None of it made me think either one of them has a clue when it comes to the day to day lives of the average American family.  None of this gives an answer to the parents of men killed in Iraq.  I REMEMBER Viet Nam.  Not just what it did to so many young men, but what it did to this country.  It tore us apart.  Generations seperated and the confusion in values that came next is still not repaired.
Now the bail out bill has passed and I am having a hard time (being math challenged) wrapping my mind around it. How you can find money to fix a problem that was caused by mishandled money.  Where does that money actually come from?  Will it actually “fix” anything?  Will people stop borrowing money they can’t pay back for things they don’t need as it looks to me like we are all going to have less money.  If we stop buying stuff will more people be unemployed because there is no need to make stuff that people can’t afford to buy because they are unemployed??  Will I have to pay for this?

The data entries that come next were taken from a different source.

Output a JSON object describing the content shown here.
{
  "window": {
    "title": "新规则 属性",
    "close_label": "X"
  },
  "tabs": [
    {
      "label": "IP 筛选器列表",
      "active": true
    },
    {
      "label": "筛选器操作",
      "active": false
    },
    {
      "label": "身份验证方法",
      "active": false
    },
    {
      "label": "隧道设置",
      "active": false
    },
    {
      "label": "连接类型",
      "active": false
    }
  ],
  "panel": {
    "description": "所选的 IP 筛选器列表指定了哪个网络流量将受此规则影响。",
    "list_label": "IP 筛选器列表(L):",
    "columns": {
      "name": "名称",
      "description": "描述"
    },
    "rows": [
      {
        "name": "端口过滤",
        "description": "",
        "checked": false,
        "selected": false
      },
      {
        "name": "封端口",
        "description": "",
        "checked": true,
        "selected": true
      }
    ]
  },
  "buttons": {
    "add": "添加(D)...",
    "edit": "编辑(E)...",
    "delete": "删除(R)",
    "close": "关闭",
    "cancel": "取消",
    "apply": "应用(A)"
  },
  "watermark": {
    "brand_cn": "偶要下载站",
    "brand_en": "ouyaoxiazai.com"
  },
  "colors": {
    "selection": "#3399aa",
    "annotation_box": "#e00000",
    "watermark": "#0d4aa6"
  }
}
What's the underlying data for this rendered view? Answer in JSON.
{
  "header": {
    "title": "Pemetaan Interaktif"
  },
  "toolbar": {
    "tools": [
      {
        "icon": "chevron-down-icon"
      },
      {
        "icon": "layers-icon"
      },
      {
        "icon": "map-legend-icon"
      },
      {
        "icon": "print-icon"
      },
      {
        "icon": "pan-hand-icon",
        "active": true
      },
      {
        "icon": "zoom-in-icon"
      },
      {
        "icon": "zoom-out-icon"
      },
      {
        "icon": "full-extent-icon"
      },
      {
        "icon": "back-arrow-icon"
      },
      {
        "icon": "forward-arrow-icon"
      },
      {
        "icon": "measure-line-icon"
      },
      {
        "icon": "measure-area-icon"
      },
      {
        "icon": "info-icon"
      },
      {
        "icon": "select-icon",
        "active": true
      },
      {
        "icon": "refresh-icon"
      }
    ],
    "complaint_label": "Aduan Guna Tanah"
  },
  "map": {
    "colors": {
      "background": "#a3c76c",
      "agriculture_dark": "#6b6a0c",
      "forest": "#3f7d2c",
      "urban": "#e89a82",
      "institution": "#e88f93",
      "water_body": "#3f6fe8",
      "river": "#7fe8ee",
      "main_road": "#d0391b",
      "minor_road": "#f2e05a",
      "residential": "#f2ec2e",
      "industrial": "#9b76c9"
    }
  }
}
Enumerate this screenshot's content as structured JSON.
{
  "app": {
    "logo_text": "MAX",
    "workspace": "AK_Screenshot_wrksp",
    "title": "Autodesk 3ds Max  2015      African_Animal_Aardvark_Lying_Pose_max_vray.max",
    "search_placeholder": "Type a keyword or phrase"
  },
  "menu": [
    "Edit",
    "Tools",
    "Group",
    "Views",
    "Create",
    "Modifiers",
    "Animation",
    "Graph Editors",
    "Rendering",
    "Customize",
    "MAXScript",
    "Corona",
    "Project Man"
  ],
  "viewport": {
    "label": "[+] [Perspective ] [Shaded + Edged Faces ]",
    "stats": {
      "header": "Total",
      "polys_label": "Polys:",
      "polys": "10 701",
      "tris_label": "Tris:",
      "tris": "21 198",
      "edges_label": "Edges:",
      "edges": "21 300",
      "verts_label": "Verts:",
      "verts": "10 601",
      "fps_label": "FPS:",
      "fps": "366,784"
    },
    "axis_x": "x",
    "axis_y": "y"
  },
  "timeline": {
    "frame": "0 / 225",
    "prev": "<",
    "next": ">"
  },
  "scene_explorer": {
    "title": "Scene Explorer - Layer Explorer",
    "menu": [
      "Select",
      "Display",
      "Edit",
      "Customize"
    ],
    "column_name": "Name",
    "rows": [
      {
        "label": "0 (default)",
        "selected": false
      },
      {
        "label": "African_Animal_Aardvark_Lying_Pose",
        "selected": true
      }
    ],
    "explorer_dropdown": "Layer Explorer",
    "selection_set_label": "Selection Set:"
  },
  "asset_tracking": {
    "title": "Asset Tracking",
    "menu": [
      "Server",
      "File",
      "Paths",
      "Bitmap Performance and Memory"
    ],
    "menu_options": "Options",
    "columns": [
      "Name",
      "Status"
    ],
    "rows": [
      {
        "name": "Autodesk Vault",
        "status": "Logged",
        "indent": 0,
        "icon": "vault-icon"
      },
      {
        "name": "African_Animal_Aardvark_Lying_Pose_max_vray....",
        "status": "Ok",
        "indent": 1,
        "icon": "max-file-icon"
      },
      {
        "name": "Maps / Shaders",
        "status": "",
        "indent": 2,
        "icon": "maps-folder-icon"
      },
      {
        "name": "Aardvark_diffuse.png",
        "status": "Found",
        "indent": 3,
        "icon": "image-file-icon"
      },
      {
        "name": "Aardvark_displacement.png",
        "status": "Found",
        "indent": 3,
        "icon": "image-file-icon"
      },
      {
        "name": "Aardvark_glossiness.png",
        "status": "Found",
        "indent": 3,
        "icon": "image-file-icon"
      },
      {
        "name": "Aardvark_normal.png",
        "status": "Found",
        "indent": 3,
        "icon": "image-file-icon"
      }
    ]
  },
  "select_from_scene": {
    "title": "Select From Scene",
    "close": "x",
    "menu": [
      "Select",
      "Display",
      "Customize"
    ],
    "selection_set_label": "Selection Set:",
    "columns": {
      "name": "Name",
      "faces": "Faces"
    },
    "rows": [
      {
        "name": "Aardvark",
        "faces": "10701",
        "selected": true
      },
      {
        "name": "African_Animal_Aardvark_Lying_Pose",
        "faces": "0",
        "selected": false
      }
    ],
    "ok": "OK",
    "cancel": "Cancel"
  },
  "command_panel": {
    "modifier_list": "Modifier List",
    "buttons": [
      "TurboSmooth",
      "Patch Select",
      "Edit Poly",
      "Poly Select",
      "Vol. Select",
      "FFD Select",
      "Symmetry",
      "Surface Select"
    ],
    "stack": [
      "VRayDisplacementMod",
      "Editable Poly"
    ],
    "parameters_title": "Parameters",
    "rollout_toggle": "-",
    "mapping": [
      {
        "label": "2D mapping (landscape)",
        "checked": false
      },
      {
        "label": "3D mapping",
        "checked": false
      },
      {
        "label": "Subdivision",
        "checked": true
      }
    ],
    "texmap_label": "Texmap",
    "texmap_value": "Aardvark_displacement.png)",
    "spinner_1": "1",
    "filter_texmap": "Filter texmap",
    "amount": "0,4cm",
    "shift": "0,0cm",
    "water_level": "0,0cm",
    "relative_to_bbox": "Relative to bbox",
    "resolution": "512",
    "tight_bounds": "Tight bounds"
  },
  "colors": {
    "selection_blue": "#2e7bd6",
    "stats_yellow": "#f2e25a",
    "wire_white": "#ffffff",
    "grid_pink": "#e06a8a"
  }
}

Sarah, Joe, whoever ends up in office – can you help me make sense of this?  Translate all this down to how much will I be able to spend at the grocery store.  Will I be able to help my kids through college?  Will there be anything left in our little retirement fund when we actually need it or will I be limping up and down the halls at work on my walker?  That is if I don’t die because I can no longer afford health insurance.  That is if any of us are here since the polar ice cap is melting because I have used too many paper towels and took too long to switch to the energy efficient light bulbs. Sorry polar bears, I didn’t mean to kill you off.

The bible tells us that we are to “cast our cares on the Lord” – that we are literally not supposed worry.  He is big enough to handle it all.  I’m glad because it is too big of a mess for me.   Goodnight and good luck America. I love you and I’m praying for you.